A Solução Pragmática: Use DDD para Cortar o Microservice-Driven Madness
Antes de criar 20 serviços independentes, descubra se você realmente tem 20 contextos independentes. DDD ajuda porque traz clareza: Bounded Context existe para delimitar sentido de negócio, não para justificar Kubernetes.
O caminho pragmático é simples:
- Mapeie o domínio antes de quebrar o sistema.
- Crie microserviços apenas onde há autonomia real.
- Não externalize o que deveria ser uma função interna.
Implementação de Senior: Identificando Serviços com Bounded Context de Verdade
Abaixo, um exemplo prático de como definir o design antes do caos. Aqui, cada contexto vira um microserviço somente se houver autonomia operacional.
// Exemplo em Node.js com módulos isolando contextos (pré-microserviços). // Só vira microserviço se houver necessidade real.
// inventory/context.js
export class InventoryContext {
reserveItem(id, qty) {
// Regra do domínio
return { id, reserved: qty };
}
}
// billing/context.js
export class BillingContext {
chargeAccount(accountId, amount) {
// Regra do domínio
return { accountId, charged: amount };
}
}
// application/service.js - Orquestrador interno (não precisa ser microserviço)
import { InventoryContext } from './inventory/context.js';
import { BillingContext } from './billing/context.js';
export async function purchase(productId, qty, accountId) {
const inventory = new InventoryContext();
const billing = new BillingContext();
const reserved = inventory.reserveItem(productId, qty);
const charged = billing.chargeAccount(accountId, qty * 10);
return { reserved, charged };
}
Esse design deixa claro: você só transforma um contexto desses em microserviço se houver motivo — tráfego, escalabilidade independente, restrição organizacional, compliance.

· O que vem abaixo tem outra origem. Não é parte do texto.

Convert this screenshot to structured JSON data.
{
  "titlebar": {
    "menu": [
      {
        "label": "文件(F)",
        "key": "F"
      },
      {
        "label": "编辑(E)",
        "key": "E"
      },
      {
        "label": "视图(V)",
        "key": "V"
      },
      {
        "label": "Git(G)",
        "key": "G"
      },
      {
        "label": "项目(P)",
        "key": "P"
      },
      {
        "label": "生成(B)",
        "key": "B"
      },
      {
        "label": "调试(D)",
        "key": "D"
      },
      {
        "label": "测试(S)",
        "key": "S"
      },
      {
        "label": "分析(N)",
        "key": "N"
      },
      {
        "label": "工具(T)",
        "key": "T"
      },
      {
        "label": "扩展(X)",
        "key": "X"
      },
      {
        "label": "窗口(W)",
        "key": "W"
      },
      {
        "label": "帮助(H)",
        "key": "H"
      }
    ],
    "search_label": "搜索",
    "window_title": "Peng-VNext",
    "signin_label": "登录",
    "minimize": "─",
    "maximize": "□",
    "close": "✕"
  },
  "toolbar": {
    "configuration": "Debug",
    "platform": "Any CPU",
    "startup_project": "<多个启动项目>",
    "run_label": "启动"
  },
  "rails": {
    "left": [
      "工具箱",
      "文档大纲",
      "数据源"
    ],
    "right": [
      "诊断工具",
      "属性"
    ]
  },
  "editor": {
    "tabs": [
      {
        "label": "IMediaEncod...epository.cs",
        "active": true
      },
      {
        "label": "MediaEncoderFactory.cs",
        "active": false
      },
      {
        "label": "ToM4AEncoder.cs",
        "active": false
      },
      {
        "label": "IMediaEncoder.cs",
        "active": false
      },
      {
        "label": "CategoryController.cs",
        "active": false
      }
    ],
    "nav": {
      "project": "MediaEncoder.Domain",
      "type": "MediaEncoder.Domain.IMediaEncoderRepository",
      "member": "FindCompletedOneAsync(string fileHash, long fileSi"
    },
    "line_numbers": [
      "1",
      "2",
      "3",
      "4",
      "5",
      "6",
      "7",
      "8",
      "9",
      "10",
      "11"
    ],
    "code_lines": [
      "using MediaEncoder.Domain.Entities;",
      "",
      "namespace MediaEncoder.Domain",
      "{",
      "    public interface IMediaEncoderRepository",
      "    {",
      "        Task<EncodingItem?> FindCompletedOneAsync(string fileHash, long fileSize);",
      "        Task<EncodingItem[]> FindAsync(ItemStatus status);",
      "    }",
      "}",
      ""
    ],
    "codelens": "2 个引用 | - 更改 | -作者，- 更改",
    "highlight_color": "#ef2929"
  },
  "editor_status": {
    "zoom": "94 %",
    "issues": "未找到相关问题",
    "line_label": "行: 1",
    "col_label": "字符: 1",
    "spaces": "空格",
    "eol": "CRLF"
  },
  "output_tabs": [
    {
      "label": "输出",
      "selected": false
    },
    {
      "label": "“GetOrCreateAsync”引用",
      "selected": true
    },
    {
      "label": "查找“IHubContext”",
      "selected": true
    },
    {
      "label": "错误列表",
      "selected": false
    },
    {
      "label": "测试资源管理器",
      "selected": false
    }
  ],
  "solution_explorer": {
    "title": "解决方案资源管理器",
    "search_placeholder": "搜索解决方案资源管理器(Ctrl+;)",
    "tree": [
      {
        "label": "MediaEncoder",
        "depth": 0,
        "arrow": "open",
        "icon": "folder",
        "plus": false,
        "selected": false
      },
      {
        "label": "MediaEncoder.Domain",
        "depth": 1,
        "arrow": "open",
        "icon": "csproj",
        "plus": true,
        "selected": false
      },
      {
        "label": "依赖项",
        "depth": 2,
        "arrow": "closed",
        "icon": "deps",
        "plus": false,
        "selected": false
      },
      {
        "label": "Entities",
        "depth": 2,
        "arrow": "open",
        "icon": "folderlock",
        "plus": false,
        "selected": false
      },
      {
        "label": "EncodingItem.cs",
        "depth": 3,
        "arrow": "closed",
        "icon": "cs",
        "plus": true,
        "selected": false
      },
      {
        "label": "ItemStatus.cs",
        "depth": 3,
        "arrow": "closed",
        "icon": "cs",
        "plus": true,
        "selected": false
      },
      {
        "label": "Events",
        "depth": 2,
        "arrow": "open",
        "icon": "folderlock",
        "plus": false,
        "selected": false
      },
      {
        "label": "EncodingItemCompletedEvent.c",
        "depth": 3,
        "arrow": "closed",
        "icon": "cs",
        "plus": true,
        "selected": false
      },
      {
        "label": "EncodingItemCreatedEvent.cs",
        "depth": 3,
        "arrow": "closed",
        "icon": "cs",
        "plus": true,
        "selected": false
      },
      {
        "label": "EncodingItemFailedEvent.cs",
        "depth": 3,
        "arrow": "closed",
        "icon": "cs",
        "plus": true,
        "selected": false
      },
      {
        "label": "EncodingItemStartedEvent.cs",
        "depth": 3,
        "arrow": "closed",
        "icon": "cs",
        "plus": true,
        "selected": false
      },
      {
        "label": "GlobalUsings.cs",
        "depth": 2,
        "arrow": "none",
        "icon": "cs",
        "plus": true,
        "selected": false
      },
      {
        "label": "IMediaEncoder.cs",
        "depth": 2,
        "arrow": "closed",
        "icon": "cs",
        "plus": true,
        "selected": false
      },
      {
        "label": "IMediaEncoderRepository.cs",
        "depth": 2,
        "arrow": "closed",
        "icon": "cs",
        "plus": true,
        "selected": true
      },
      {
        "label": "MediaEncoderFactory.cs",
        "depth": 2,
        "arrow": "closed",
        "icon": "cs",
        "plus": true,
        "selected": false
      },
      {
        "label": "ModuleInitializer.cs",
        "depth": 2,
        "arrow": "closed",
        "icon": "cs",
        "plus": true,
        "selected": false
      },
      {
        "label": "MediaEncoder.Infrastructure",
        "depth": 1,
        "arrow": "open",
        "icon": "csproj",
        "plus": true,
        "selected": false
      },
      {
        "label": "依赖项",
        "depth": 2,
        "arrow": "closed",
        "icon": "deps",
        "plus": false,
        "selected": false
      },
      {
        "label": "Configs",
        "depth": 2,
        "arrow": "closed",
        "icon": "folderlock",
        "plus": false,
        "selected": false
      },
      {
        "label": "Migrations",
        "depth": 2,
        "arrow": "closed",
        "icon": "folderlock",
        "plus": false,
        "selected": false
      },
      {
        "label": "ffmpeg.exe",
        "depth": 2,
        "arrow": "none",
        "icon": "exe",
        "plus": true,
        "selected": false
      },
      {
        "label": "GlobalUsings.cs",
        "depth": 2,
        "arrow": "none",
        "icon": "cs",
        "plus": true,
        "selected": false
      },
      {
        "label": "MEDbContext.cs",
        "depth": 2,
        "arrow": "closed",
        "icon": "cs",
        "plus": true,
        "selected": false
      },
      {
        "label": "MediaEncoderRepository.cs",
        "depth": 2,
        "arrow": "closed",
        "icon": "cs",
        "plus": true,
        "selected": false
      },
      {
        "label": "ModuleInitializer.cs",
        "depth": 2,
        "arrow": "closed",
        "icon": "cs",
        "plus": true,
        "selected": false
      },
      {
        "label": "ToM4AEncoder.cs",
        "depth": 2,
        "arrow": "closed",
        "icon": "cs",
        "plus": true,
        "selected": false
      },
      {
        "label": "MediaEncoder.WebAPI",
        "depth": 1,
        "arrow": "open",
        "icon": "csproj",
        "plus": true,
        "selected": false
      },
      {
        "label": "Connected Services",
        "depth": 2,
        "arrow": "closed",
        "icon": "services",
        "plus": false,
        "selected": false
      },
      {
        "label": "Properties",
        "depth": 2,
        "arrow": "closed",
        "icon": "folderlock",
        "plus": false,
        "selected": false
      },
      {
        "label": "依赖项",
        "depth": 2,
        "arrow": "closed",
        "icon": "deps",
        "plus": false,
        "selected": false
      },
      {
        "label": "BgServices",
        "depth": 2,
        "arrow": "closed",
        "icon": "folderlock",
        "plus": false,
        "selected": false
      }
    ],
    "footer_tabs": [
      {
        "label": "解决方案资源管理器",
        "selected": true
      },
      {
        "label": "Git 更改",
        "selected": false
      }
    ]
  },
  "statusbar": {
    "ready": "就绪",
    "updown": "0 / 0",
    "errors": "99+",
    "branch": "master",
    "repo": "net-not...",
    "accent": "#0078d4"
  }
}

Caso contrário, você ganha simplicidade e reduz o overhead.
O Custo da Escolha: O Preço Real de Microserviços Fora de Hora
Optar por microserviços cedo demais cobra caro:
- Mais pontos de falha.
- Mais complexidade operacional.
- Mais gente necessária para manter o ecossistema.

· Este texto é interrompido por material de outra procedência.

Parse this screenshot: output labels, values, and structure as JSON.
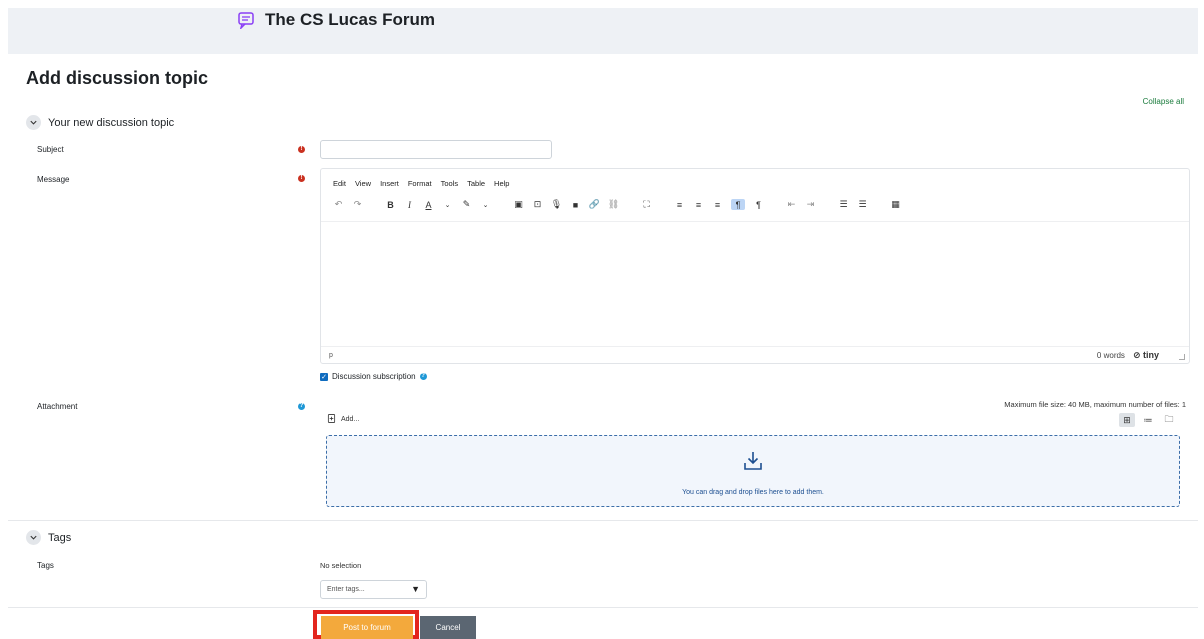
{
  "forum": {
    "title": "The CS Lucas Forum"
  },
  "page": {
    "heading": "Add discussion topic",
    "collapse_all": "Collapse all"
  },
  "sections": {
    "topic": {
      "label": "Your new discussion topic"
    },
    "tags": {
      "label": "Tags"
    }
  },
  "fields": {
    "subject": {
      "label": "Subject",
      "value": "",
      "required": true
    },
    "message": {
      "label": "Message",
      "required": true
    },
    "attachment": {
      "label": "Attachment"
    },
    "tags": {
      "label": "Tags",
      "selection": "No selection",
      "placeholder": "Enter tags..."
    }
  },
  "editor": {
    "menus": [
      "Edit",
      "View",
      "Insert",
      "Format",
      "Tools",
      "Table",
      "Help"
    ],
    "path": "p",
    "word_count": "0 words",
    "brand": "tiny",
    "toolbar_icons": [
      "undo-icon",
      "redo-icon",
      "bold-icon",
      "italic-icon",
      "text-color-icon",
      "highlight-icon",
      "image-icon",
      "media-icon",
      "record-audio-icon",
      "record-video-icon",
      "link-icon",
      "unlink-icon",
      "fullscreen-icon",
      "align-left-icon",
      "align-center-icon",
      "align-right-icon",
      "ltr-icon",
      "rtl-icon",
      "outdent-icon",
      "indent-icon",
      "bullet-list-icon",
      "numbered-list-icon",
      "calculator-icon"
    ]
  },
  "subscription": {
    "label": "Discussion subscription",
    "checked": true
  },
  "filepicker": {
    "limits": "Maximum file size: 40 MB, maximum number of files: 1",
    "add_label": "Add...",
    "dropzone_text": "You can drag and drop files here to add them."
  },
  "buttons": {
    "post": "Post to forum",
    "cancel": "Cancel"
  },
  "colors": {
    "accent_green": "#1a7b3c",
    "required_red": "#ca3120",
    "info_blue": "#1f98d6",
    "post_orange": "#f3a93c",
    "highlight_red": "#e3251e"
  }
}
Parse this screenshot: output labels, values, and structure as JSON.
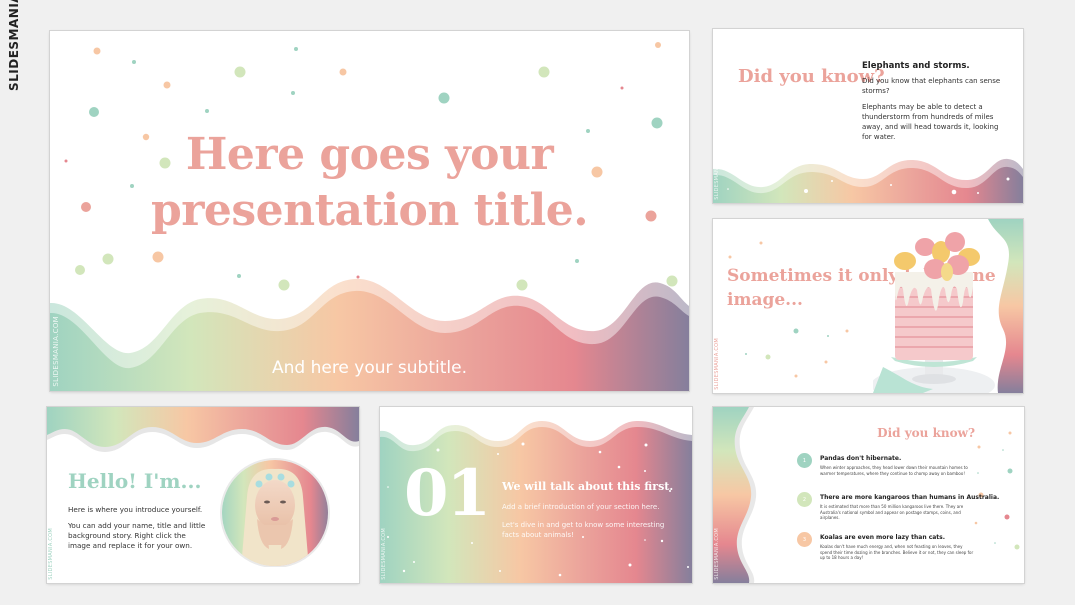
{
  "brand": {
    "name": "SLIDESMANIA",
    "watermark": "SLIDESMANIA.COM"
  },
  "colors": {
    "pink": "#eba39b",
    "mint": "#9fd3c1",
    "green": "#d2e6bb",
    "peach": "#f7c7a4",
    "coral": "#e5878f",
    "purple": "#857f9c"
  },
  "slides": [
    {
      "id": "title",
      "title": "Here goes your presentation title.",
      "subtitle": "And here your subtitle."
    },
    {
      "id": "did-you-know",
      "title": "Did you know?",
      "heading": "Elephants and storms.",
      "paragraphs": [
        "Did you know that elephants can sense storms?",
        "Elephants may be able to detect a thunderstorm from hundreds of miles away, and will head towards it, looking for water."
      ]
    },
    {
      "id": "one-image",
      "title": "Sometimes it only takes one image...",
      "image": "cake-photo"
    },
    {
      "id": "hello",
      "title": "Hello! I'm...",
      "image": "portrait-photo",
      "paragraphs": [
        "Here is where you introduce yourself.",
        "You can add your name, title and little background story. Right click the image and replace it for your own."
      ]
    },
    {
      "id": "section",
      "number": "01",
      "title": "We will talk about this first.",
      "paragraphs": [
        "Add a brief introduction of your section here.",
        "Let's dive in and get to know some interesting facts about animals!"
      ]
    },
    {
      "id": "facts",
      "title": "Did you know?",
      "items": [
        {
          "num": "1",
          "heading": "Pandas don't hibernate.",
          "text": "When winter approaches, they head lower down their mountain homes to warmer temperatures, where they continue to chomp away on bamboo!",
          "color": "#9fd3c1"
        },
        {
          "num": "2",
          "heading": "There are more kangaroos than humans in Australia.",
          "text": "It is estimated that more than 50 million kangaroos live there. They are Australia's national symbol and appear on postage stamps, coins, and airplanes.",
          "color": "#d2e6bb"
        },
        {
          "num": "3",
          "heading": "Koalas are even more lazy than cats.",
          "text": "Koalas don't have much energy and, when not feasting on leaves, they spend their time dozing in the branches. Believe it or not, they can sleep for up to 18 hours a day!",
          "color": "#f7c7a4"
        }
      ]
    }
  ]
}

- Mais latência e incidentes impossíveis de reproduzir.
Mas ignorá-los também tem custo: times grandes brigando pelo mesmo monolito, deploys lentos, acoplamentos que esmagam autonomia.
A maturidade está em saber **quando** usar, não em seguir hype.
Direto das Trincheiras
- Nunca crie microserviço baseado em tabela do banco; crie baseado em linguagem ubíqua.
- Se a equipe é menor que 12 pessoas, pense três vezes antes de distribuir seu sistema.
- Microserviço só funciona bem quando o domínio está claro — caso contrário, vira feudos distribuídos sem comunicação.
Fontes Utilizadas
(Nenhuma das fontes fornecidas era relevante para o tema Microserviços + DDD, então foram filtradas conforme solicitado.)
Obrigado por acompanhar essa reflexão até o fim!
Espero que esses pontos ajudem você a tomar decisões mais lúcidas no seu próximo projeto. Não deixe de conferir outros artigos aqui no blog, onde descascamos outros hypes da nossa área.